Forget what you think it is… this is Rodgers & Hammerstein’s masterpiece OKLAHOMA! as you’ve never seen it before! Experience this definitive and widely acclaimed new production now playing in the West End for a strictly limited season following sold-out runs in New York and at the Young Vic.
OKLAHOMA! tells a story of a community banding together against an outsider, and the frontier life that shaped America.
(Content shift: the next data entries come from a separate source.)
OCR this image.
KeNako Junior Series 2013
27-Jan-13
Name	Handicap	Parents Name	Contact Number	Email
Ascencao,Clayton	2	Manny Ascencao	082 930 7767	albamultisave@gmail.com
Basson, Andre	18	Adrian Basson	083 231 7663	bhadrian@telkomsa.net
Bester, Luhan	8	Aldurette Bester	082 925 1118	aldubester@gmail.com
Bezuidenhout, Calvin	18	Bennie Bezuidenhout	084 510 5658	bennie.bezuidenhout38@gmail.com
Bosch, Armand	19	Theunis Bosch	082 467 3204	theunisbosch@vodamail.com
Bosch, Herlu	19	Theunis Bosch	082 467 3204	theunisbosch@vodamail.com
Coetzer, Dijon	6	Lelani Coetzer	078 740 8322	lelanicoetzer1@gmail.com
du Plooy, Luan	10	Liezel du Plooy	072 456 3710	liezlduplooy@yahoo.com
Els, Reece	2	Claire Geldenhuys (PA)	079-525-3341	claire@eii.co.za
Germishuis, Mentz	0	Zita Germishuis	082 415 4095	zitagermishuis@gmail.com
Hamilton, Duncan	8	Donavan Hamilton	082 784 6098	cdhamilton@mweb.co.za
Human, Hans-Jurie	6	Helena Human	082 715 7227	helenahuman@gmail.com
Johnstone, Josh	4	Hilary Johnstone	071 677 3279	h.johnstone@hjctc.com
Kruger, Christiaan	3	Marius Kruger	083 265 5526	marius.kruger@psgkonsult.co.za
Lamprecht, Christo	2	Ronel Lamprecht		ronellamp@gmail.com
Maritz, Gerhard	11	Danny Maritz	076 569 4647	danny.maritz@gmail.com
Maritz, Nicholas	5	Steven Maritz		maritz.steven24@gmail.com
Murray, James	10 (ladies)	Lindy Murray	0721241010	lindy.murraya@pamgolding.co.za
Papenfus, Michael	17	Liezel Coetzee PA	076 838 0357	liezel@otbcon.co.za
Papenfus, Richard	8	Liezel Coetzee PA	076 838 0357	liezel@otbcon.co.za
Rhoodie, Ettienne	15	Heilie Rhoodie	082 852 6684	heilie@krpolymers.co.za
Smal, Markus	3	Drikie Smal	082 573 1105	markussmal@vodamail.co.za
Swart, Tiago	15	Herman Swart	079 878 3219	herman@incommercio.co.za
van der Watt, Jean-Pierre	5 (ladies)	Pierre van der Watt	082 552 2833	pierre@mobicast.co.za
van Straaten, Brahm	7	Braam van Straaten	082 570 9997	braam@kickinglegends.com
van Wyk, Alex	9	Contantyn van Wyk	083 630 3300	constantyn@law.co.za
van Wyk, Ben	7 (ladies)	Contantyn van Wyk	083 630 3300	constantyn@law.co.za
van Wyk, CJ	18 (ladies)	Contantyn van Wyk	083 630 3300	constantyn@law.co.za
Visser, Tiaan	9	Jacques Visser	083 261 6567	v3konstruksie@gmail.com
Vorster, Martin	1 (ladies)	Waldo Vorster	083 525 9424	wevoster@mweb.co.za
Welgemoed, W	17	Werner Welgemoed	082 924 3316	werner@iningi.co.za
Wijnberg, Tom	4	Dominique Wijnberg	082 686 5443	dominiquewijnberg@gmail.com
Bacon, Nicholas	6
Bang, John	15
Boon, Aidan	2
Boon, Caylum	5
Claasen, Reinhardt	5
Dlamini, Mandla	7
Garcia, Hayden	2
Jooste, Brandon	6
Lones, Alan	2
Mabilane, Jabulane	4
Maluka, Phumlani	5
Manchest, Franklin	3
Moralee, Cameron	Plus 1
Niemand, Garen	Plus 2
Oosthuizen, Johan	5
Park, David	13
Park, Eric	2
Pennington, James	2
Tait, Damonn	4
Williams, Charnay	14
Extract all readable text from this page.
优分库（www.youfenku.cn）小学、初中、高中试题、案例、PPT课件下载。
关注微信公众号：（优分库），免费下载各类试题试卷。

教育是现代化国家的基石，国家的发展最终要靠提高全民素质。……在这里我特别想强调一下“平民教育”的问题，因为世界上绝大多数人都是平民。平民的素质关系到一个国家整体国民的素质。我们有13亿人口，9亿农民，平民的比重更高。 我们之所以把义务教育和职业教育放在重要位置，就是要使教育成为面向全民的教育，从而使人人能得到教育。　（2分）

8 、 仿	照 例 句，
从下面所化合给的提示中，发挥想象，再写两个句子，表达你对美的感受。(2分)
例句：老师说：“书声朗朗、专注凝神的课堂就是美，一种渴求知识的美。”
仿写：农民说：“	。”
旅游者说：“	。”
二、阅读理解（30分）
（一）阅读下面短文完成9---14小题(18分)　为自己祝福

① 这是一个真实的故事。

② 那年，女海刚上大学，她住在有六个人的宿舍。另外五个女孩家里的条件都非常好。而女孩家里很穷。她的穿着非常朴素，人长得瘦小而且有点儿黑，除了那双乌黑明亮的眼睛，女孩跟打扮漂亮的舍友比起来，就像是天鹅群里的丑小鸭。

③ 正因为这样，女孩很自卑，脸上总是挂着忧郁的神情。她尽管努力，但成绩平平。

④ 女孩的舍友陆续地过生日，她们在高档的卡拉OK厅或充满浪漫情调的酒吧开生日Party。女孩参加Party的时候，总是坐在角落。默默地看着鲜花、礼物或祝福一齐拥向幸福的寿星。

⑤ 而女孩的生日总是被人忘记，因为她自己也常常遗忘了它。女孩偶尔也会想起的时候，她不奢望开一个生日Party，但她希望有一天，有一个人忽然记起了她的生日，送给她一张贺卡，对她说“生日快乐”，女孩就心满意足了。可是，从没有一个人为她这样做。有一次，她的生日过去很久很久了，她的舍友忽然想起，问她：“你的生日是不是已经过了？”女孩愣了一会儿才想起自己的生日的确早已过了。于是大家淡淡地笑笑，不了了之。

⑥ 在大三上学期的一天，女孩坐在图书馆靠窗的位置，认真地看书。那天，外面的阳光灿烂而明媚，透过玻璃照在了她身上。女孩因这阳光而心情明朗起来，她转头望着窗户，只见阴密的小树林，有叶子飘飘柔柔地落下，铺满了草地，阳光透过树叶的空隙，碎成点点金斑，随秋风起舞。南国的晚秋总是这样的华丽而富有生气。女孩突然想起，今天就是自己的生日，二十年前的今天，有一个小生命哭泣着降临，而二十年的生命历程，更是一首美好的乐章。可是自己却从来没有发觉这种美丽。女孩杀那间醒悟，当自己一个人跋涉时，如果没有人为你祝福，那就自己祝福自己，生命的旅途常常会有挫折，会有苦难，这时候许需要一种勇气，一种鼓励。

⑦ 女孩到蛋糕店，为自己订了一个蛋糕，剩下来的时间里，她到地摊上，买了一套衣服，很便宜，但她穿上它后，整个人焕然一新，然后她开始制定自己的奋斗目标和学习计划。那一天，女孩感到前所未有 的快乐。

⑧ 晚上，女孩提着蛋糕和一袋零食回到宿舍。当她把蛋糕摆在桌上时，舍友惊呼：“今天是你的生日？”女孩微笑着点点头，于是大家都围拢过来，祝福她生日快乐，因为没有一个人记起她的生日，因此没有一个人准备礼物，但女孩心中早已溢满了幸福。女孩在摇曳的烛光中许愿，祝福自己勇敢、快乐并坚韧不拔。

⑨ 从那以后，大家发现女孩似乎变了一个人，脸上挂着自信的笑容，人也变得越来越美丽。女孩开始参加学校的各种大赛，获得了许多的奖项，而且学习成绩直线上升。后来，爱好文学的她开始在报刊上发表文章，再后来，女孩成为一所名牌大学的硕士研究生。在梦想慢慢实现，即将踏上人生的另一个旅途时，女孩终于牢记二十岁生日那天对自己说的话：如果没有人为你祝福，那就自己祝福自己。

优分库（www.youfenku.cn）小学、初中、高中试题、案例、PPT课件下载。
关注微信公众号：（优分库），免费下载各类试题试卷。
Seventy-five years after Rodgers & Hammerstein reinvented the American musical, this visionary production is funny and sexy, provocative and probing, without changing a word of the text.

Winner of the Tony Award and WhatsOnStage Award for Best Musical Revival and the Evening Standard Theatre Award for Best Musical, this bold new version features all of the classic songs, including Oh! What a Beautiful Mornin’ and I Cain’t Say No, re-orchestrated and reimagined for the 21st century. Y’all simply can’t miss it!
Wyndham’s Theatre in London
Charles Wyndham had always thought of building a theatre of his own and through the esteem thought of him by a patron and the financial trust of friends, he was able to bring to fruition his dream when Wyndham’s Theatre, designed by W G R Sprague opened in Aldwych Road on 16th November 1899, with the Prince Of Wales present. The first play performed here was a revival of T W Robertson’s David Garrick.
In 1910 Gerald du Maurier began an affiliation with the theatre which was to last for fifteen years and would include the stage debut of screen goddess Tallulah Bankhead. Du Maurier’s daughter, Daphne, frequently watched her father perform from the wings and thirty years later, on the same stage, she would put on her play, The Years Between.
In January 1954 a small-scale musical medley, which was originally from the small Players Theatre came here. Sandy Wilson’s The Boy Friend ran for 2078 performances ahead of transferring to Broadway. In the sixties and early seventies, the theatre provided a setting for theatre greats such as Alec Guinness, Vanessa Redgrave and Diana Rigg. Arriving in 1972 was Godspell, with the original cast including David Essex, Marti Webb, Jeremy Irons, Julie Covington.
More recent times have seen, many discerned productions, including the world premiere of Arthur Miller’s The Ride Down Mount Morgan and the British premiere of Edward Albee’s Three Tall Women. Twenty-five years after her stage debut here, Diana Rigg returned to play Medea in a successful season.
Art, the critically acclaimed comedy, began its record-breaking run in 1996 with Albert Finney, Tom Courtenay and Ken Stott. Madonna made her West End debut at Wyndham’s performing in a sell-out production of Up For Grabs.